Moved from GitHub ristretto/151

Posted by MarcErdmann:

It would be great to use Ristretto with external storage backends. If Ristretto would export all necessary interfaces one can implement adapters. With e.g. in-memory Badger as a storage backend this will allow for transactions.

jarifibrahim commented :

Hey @MarcErdmann! I would like to better understand how would an external storage help. Let’s say ristretto was supporting badger as storage backend with transactions, would you use ristretto as follow

cache.starttxn()
cache.get/set
cache.commit()

How would this be useful for anyone using ristretto?

MarcErdmann commented :

Hi @jarifibrahim ! Exactly, an API similar to that would be helpful.

The problem I am facing (and surely others are facing the problem as well) is that I need to index data and have the index in sync with my primary database. Therefore it would be great to allow indexing data in ristretto during a primary DB transaction and if the primary DB transaction fails also abort the ristretto transaction.

In my specific case the index itself is not a simple query cache, as this is handled by some databases like badger internally already. Instead I need to index computed values. Think of scenarios as custom indices on top of primary DBs or precomputing values for risk / fraud / etc. scores where multiple reads and writes during a transaction occur and the values indexed are only valid if the primary DB transaction succeeds.
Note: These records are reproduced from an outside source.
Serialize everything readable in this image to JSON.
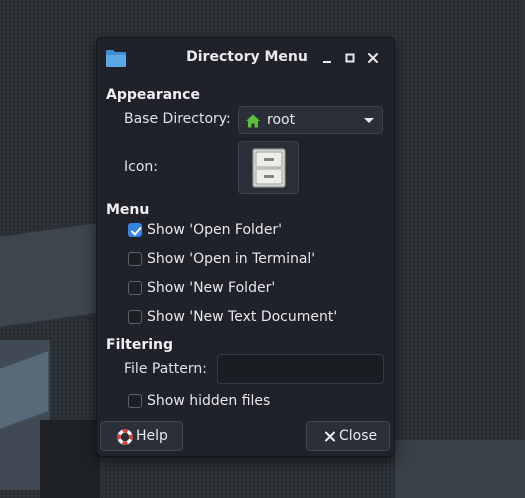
{
  "window": {
    "title": "Directory Menu",
    "app_icon": "folder-icon",
    "controls": [
      "minimize-icon",
      "maximize-icon",
      "close-icon"
    ]
  },
  "appearance": {
    "heading": "Appearance",
    "base_directory_label": "Base Directory:",
    "base_directory_value": "root",
    "base_directory_icon": "home-icon",
    "icon_label": "Icon:",
    "icon_name": "file-cabinet-icon"
  },
  "menu": {
    "heading": "Menu",
    "options": [
      {
        "label": "Show 'Open Folder'",
        "checked": true
      },
      {
        "label": "Show 'Open in Terminal'",
        "checked": false
      },
      {
        "label": "Show 'New Folder'",
        "checked": false
      },
      {
        "label": "Show 'New Text Document'",
        "checked": false
      }
    ]
  },
  "filtering": {
    "heading": "Filtering",
    "file_pattern_label": "File Pattern:",
    "file_pattern_value": "",
    "show_hidden_label": "Show hidden files",
    "show_hidden_checked": false
  },
  "buttons": {
    "help_label": "Help",
    "help_icon": "lifebuoy-icon",
    "close_label": "Close",
    "close_icon": "close-icon"
  },
  "colors": {
    "accent": "#3584e4",
    "dialog_bg": "#1f2329",
    "home_icon": "#5fbf3a",
    "folder_icon": "#5aa9e6"
  }
}
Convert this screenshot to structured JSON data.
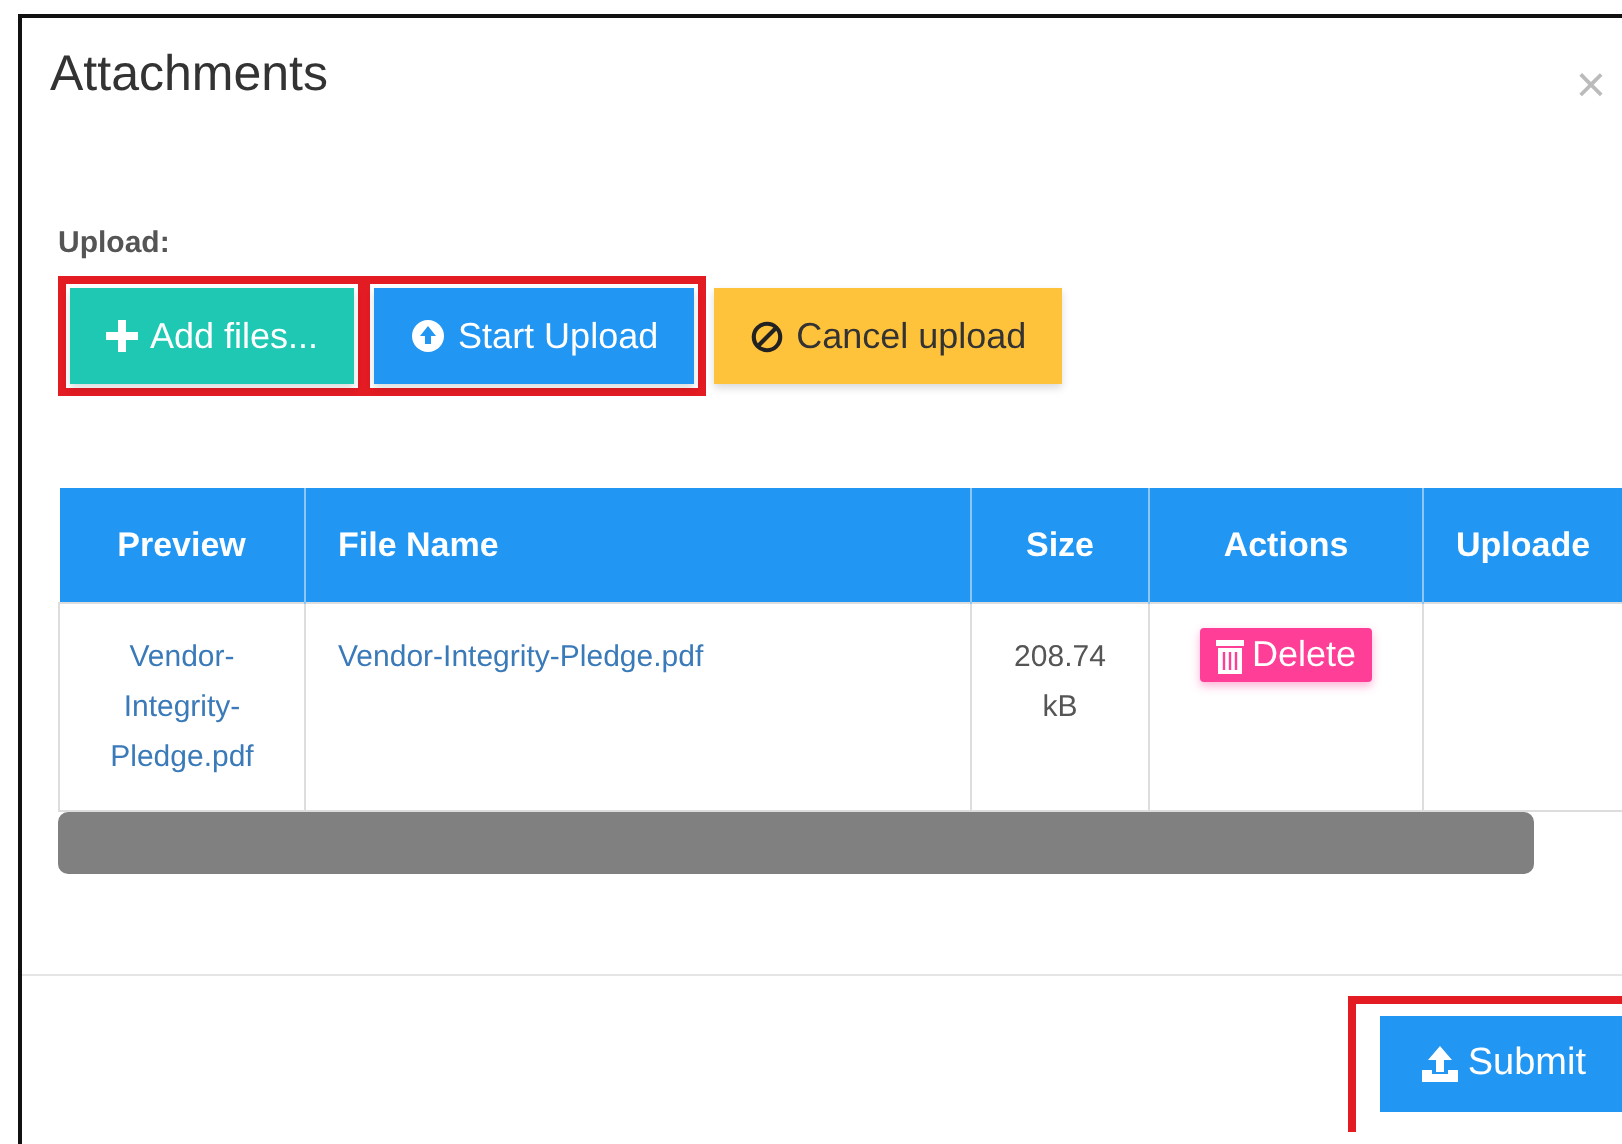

If you have any more questions regarding the use case I am happy to go into more detail.

robcowart commented :

I can also see external storage as a useful feature. However my use-case isn’t transactions. It is related to allowing multiple instances of a load balanced application to share cached values.

Consider two instances of an app, A & B.

  • Instance A receives a work unit for which it must execute an expensive task to determine a required value (V). It caches V in its local ristretto cache so that it must not be redetermined if needed again.
  • Instance B then receives a work unit for which it also needs V. Since it isn’t in its local ristretto cache and there is no mechanism to get the value from A, it must also perform the expensive task to determine V.

In this scenario a multi-layer cache, which includes an external storage layer would be useful. The parallel here is CPU caching, which includes L1, L2 and L3 caches. Each layer sacrifices some performance for greater durability and capacity.

Returning to the example above, a ristretto “L2” cache which resides on external storage (e.g. Redis) would help.

  • Instance A receives a work unit for which it must execute an expensive task to determine a related value (V). It caches V in its local ristretto cache so that it must not be redetermined if needed again. In the background the ristretto cache also writes V to an external Redis instance.
  • Instance B then receives a work unit for which it also needs V. It first checks its local ristretto cache. Ristretto doesn’t have it in memory, so it issues a query to its “L2” (the external Redis instance) where it is able to successfully fetch V, and avoids the expensive task for determining V.